Par pure vanité ! Ma sélection comprend des “monuments”, tels que La Divine Comédie illustrée par Botticelli (Éd. Diane de Selliers), quelques “gros” livres comme Les peintres de Sienne (Motta-Imprimerie nationale) et Fresques italiennes de la Renaissance 1400-1510 (Citadelles & Mazenod), écrits par de vrais spécialistes de la question, mais également des livres de poche. J’ai avant tout choisi des textes de “première main” : soit des livres traitant sérieusement un sujet pour la première fois (Corneille de La Haye dit Corneille de Lyon par Anne Dubois de Groër, chez Arthena ; Les orfèvres parisiens de la Renaissance 1506-1620 par Michèle Bimbenet-Privat, édité par Paris-Musées), soit des ouvrages comme le livre de Daniel Arasse sur Léonard de Vinci (Hazan) ou celui de Philippe Morel sur les Grotesques (Flammarion), qui sont le fruit d’une longue réflexion sur le sujet ou des sujets voisins, parallèles, complémentaires. Je n’ai pas hésité non plus à inclure des livres épuisés afin d’encourager les éditeurs à les réimprimer.

Votre sélection comprend beaucoup de catalogues.
Les Français, qui ne sont peut-être pas de grands historiens de l’art, sont en revanche de grands visiteurs : le catalogue d’une même exposition se vend mieux à Paris qu’à Londres ou à New York. En trente ans, le catalogue est devenu un livre d’art. Il comporte désormais davantage d’essais introductifs, très nécessaires pour cadrer le sujet, et, à côté des notices érudites, beaucoup plus d’illustrations.
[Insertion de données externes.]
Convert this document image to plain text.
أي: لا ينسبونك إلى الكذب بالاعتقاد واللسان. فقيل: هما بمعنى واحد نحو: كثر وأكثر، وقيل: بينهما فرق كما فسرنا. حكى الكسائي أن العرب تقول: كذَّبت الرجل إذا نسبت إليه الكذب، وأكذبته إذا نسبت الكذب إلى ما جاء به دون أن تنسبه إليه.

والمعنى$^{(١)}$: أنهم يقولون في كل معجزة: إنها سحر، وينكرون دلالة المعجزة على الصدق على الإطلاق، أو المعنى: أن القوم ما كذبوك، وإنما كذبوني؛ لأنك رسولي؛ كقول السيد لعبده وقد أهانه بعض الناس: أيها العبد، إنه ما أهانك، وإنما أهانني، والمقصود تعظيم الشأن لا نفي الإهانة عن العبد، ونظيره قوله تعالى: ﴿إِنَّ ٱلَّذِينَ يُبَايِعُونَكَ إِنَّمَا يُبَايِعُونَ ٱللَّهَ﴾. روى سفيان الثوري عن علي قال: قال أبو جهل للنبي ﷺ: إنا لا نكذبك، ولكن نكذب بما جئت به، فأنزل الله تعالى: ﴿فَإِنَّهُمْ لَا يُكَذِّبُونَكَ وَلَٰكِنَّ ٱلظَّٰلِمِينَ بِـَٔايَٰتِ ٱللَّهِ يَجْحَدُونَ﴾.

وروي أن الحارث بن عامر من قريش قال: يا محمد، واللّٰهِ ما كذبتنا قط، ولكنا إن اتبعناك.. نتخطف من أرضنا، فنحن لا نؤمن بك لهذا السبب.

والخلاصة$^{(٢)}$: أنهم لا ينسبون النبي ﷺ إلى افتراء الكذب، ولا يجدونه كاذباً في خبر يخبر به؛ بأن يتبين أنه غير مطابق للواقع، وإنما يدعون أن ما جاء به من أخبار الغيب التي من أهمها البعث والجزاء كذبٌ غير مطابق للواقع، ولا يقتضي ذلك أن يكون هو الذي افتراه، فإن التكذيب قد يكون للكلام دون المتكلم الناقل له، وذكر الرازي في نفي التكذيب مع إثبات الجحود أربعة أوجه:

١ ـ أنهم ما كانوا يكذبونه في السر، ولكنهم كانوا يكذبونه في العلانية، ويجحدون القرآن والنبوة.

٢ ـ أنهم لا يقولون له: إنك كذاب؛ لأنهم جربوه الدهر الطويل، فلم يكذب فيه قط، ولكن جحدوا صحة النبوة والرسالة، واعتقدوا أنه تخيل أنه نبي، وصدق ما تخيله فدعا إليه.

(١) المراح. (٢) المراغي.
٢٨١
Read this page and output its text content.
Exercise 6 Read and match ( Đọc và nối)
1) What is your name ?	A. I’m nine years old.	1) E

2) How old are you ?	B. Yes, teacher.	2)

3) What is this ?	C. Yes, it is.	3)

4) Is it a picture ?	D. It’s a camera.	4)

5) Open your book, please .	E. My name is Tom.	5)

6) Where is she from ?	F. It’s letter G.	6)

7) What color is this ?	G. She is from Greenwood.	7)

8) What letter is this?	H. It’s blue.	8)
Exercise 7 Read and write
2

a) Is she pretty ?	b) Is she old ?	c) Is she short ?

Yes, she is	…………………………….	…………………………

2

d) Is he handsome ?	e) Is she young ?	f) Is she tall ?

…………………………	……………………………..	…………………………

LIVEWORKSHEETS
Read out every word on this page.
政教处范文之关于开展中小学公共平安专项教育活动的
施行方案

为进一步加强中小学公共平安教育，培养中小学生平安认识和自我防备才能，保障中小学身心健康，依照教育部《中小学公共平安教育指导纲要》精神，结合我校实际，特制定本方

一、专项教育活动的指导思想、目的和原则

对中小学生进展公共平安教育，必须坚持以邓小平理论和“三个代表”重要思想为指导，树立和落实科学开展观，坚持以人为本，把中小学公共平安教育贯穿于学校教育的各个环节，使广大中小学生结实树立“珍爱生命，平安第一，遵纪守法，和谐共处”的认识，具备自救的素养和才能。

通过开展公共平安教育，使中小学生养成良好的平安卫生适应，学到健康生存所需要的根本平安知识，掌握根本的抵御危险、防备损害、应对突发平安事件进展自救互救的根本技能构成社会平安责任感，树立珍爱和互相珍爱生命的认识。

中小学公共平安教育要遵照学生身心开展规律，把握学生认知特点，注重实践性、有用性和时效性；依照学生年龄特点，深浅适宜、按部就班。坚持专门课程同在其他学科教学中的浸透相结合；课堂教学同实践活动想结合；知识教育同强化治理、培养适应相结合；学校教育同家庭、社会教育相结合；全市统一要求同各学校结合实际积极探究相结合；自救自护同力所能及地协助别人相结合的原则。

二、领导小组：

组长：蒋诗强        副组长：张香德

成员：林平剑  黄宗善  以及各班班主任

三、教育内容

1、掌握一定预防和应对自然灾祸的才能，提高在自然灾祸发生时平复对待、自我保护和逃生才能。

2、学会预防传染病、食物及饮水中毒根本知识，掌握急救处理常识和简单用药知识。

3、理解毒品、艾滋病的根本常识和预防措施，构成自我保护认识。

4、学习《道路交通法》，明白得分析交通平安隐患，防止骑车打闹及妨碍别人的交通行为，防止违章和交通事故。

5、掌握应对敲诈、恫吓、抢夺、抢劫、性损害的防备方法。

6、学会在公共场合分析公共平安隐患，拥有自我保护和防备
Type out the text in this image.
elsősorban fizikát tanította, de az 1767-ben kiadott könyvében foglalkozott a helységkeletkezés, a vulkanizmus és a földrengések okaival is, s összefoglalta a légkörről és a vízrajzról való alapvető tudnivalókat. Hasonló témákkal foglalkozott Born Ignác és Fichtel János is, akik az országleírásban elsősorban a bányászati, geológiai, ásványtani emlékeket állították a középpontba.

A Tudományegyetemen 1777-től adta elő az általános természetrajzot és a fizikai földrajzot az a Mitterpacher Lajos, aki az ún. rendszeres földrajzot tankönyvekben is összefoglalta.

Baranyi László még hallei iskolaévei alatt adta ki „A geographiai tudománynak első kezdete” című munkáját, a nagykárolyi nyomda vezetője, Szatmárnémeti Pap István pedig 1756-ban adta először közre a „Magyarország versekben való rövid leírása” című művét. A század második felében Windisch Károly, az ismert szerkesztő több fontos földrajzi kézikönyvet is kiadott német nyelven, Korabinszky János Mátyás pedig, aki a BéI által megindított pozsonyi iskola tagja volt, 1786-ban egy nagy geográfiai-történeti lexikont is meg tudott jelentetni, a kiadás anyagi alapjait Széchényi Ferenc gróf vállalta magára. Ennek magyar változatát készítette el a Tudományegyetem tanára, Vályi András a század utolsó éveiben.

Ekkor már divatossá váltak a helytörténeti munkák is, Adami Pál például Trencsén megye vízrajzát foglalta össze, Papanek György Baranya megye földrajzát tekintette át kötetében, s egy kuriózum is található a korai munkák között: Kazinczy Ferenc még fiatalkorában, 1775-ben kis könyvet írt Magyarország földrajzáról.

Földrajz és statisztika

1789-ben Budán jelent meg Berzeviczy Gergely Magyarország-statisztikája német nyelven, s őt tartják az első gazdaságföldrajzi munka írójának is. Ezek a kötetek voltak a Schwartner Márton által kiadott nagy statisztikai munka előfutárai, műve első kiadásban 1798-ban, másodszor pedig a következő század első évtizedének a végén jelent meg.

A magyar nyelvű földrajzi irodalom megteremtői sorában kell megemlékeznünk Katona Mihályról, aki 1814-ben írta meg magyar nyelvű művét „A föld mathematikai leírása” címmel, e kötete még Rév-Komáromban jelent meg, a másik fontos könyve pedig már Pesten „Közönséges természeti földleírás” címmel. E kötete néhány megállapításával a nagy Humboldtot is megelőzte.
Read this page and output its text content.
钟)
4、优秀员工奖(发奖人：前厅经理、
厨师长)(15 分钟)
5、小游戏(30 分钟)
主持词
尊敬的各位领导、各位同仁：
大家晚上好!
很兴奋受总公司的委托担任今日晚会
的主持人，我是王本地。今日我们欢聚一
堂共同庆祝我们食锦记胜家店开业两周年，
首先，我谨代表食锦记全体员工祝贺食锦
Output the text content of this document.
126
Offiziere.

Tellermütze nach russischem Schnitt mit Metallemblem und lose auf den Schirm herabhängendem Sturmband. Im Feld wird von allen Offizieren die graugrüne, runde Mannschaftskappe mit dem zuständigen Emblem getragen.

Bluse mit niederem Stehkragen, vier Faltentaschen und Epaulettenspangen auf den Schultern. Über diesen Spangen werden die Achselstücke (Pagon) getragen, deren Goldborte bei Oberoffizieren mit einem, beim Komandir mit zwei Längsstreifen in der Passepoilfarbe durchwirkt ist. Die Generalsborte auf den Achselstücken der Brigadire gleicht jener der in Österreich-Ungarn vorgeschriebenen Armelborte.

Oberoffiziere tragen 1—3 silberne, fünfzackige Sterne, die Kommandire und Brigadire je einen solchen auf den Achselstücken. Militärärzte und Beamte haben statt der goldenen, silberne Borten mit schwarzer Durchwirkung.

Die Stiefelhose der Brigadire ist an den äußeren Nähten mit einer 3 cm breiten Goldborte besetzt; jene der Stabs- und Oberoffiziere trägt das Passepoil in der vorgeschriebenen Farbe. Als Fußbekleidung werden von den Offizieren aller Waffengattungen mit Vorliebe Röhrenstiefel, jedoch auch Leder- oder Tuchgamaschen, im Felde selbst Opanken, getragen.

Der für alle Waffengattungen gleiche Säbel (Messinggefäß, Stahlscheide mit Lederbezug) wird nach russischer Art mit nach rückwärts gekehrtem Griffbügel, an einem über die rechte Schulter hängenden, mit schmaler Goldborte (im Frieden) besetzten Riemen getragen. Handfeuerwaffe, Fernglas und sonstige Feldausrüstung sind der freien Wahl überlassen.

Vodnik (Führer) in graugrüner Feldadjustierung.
Non seulement les œuvres exposées sont toutes photographiées, parfois en détail, mais les œuvres de comparaison sont également incluses. Devenus de véritables monographies, les tirages s’envolent et permettent de vendre à des prix raisonnables… au désespoir des éditeurs, incapables de proposer les mêmes contenus aux mêmes prix.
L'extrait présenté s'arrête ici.